GET A GRIP: Researchers are looking to create an adhesive that mimics the thousands of tiny hairs that a gecko lizard uses to scale slippery surfaces. Image: Courtesy of Kellar Autumn, Lewis and Clark College
At first blush, it might seem that a wall-crawling robot and a gecko do not have much in common. That is, until you look closely at how each adheres to the surface it is climbing, with thousands of tiny hairs attaching and detaching to provide gravity-defying traction.
The biggest difference is that the diminutive lizards have been moving this way for millions of years, whereas researchers have for only the past decade been trying to emulate this natural phenomena in their mechanical creations. Researchers at the University of California, Berkeley, reported online last month in Langmuir, a journal of the American Chemical Society, the latest success in this area of bio-mimicking with the creation of an adhesive studded with hairlike microfibers that clean themselves of debris as they move along a surface.
Such an adhesive, when applied to the tires of an all-terrain robot, could allow it to scamper up walls and across ceilings, perhaps in the search for survivors after a disaster, says Ron Fearing, a U.C. Berkeley professor of electrical engineering and computer sciences and head of the research team developing the new material. "The gecko is one of the largest creatures that can stick to and move very quickly on a surface," he says. "It does this by turning its adhesive on and off."
Each gecko toe—they have five per foot—contains thousands of microhairs, which are generally 100 microns long and five microns in diameter, according to Fearing. (A micron is about four one hundred-thousandths of an inch.) The microhair's ability to adhere comes from touching, dragging against, and biting into a surface, rather than pressing down against it (as a piece of adhesive tape would). Because the hair is at an angle on the gecko's toe, it catches against a surface when moved in one direction, but can be freed from that surface when moved in the opposite direction. "In hindsight, it makes great sense," he adds. "Its feet should only stick when they want them to."
Whereas the hairs on a gecko's toe are made from the protein keratin (a major component of human hair, skin and nails), Fearing and his team made theirs from a polypropylene polymer. This gave them enough hardness to be packed together on a 0.4- by 0.8-inch (one- by two-centimeter) piece of white plastic they designed to simulate a gecko's toe. They attached the plastic strip to a piece of glass held in the vertical position, and then attached a small weight to the patch. After recording the maximum weight the patch can hold before slipping off, the researchers reattached the patch and added more weight. "After every test, there is a gradual increase in the load which can be sustained, showing that the contaminating particles are being removed," Fearing says. The goal is to create an adhesive that has similar adhesion to geckos, which can withstand a force of about 64.5 Newtons per square inch (10 Newtons per square centimeter).

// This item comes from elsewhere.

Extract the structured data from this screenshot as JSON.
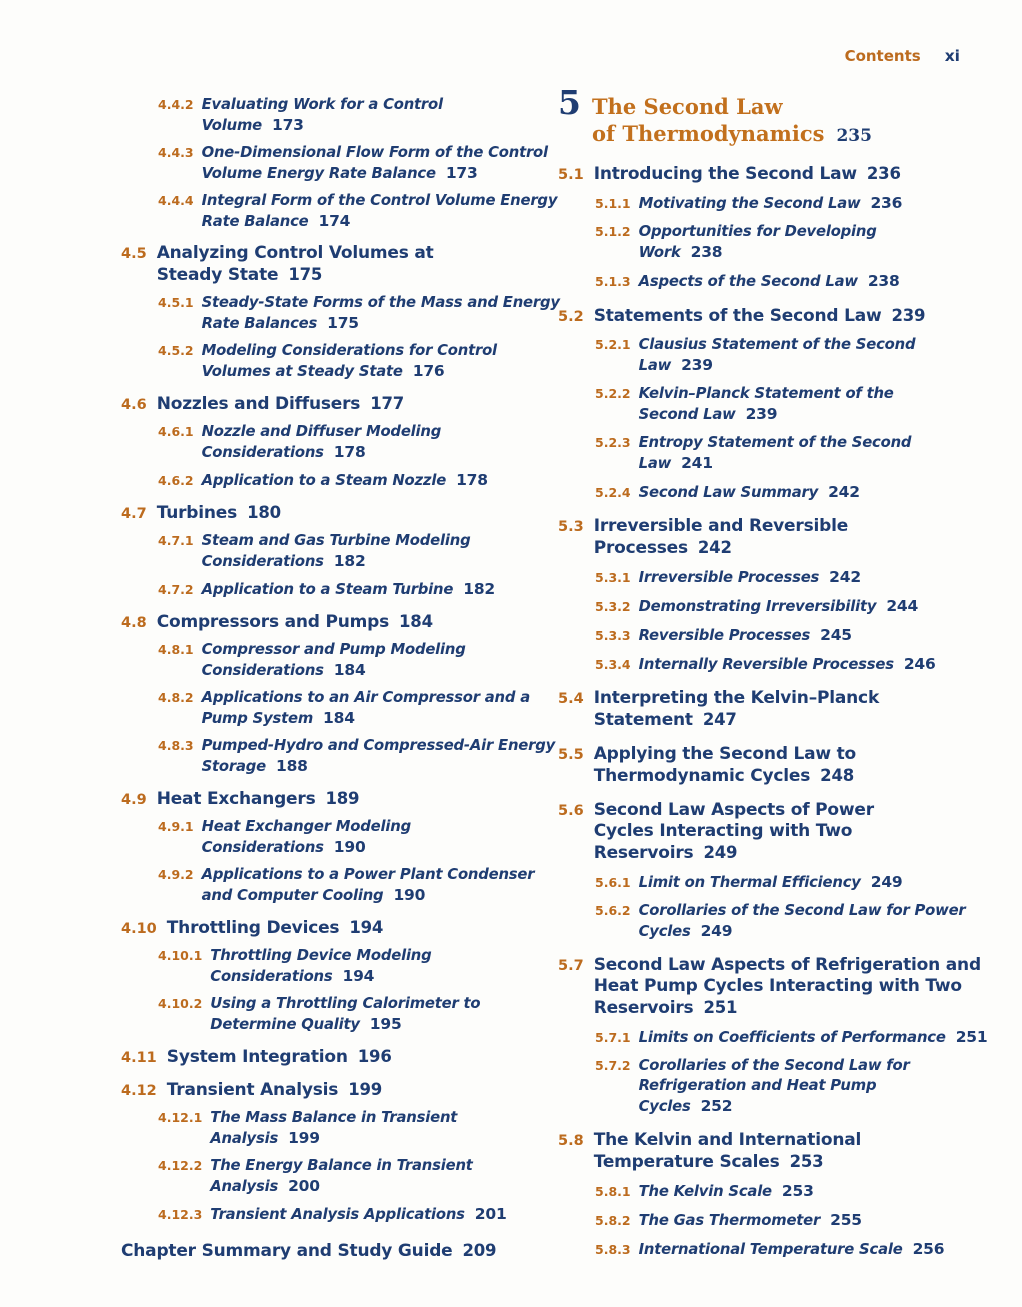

The researchers raised the stakes during their experiments by scattering microscopic debris on the glass surface where the artificial gecko toe was stuck. This was done to study how well the synthetic hairs could shed dirt and retain their adhesion as they detached and reattached to the surface. With each simulated step, designed to provide a force similar to a gecko's step, an increasing number of particles fell away. After 30 simulated steps, the adhesive dropped about 60 percent of the particles it had collected while "walking".

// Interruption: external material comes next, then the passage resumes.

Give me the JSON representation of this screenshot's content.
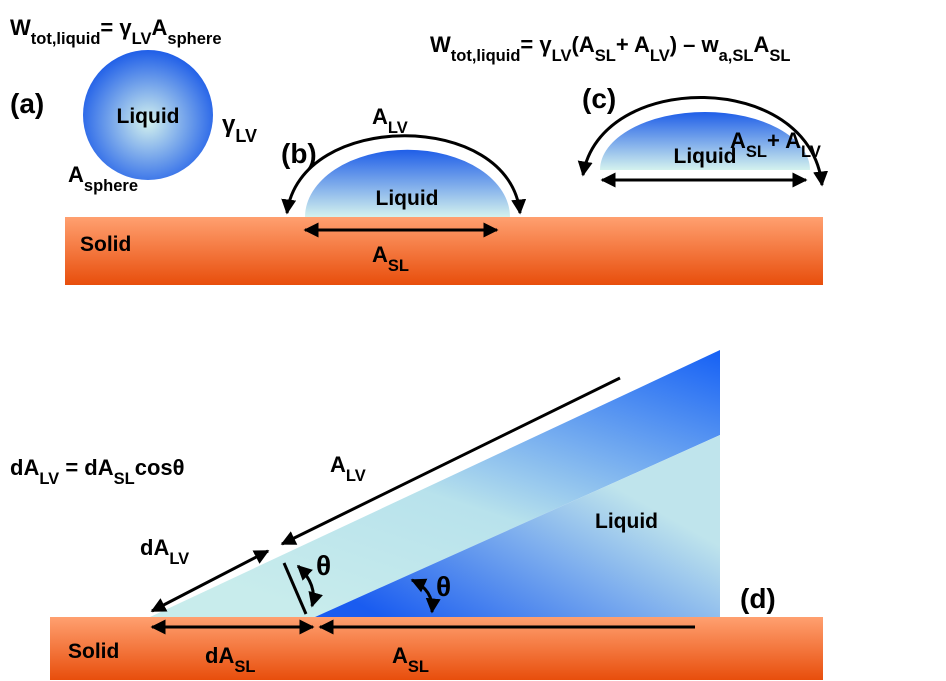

Conventional adhesive tapes quickly become contaminated with the particles they touch and do not shed most of those particles when the tape is removed, which means there is less adhesive available if the tape is reused.
The work at U.C. Berkeley, funded over the past decade by $2 million from government organizations including the National Science Foundation and the Defense Advanced Research Projects Agency (DARPA), builds on research led by Kellar Autumn, an associate biology professor at Lewis & Clark College in Portland, Ore., who determined that a gecko keeps its feet sticky but clean by shedding dirt particles with every step. Other research in this area dates back to 2003 in England, when University of Manchester scientists created a prototype adhesive—0.155 square inch (one square centimeter)—with an array of microfabricated polyimide hairs attached to a flexible base.
The researchers are now looking to test their adhesive's ability to stick over rough surfaces, where fewer of the hairs are able to make contact. One possible solution to this would be to create synthetic hairs with even tinier fibers protruding from the hair tips in different directions, giving each hair more bite into the uneven surface. Fearing and his colleagues will be working on this through the end of the year.
In addition to providing traction for robots, reusable adhesives have a number of practical uses in office products, clothing and even wearable prosthetics. For example, picture frames could be fixed on a wall without nails or glue and later be moved without leaving holes or sticky residue on the wall. "Look at a shoe," Fearing adds. "What about something that keeps it from slipping on a wet tile? Geckos walk on wet leaves and can even stick to surfaces underwater."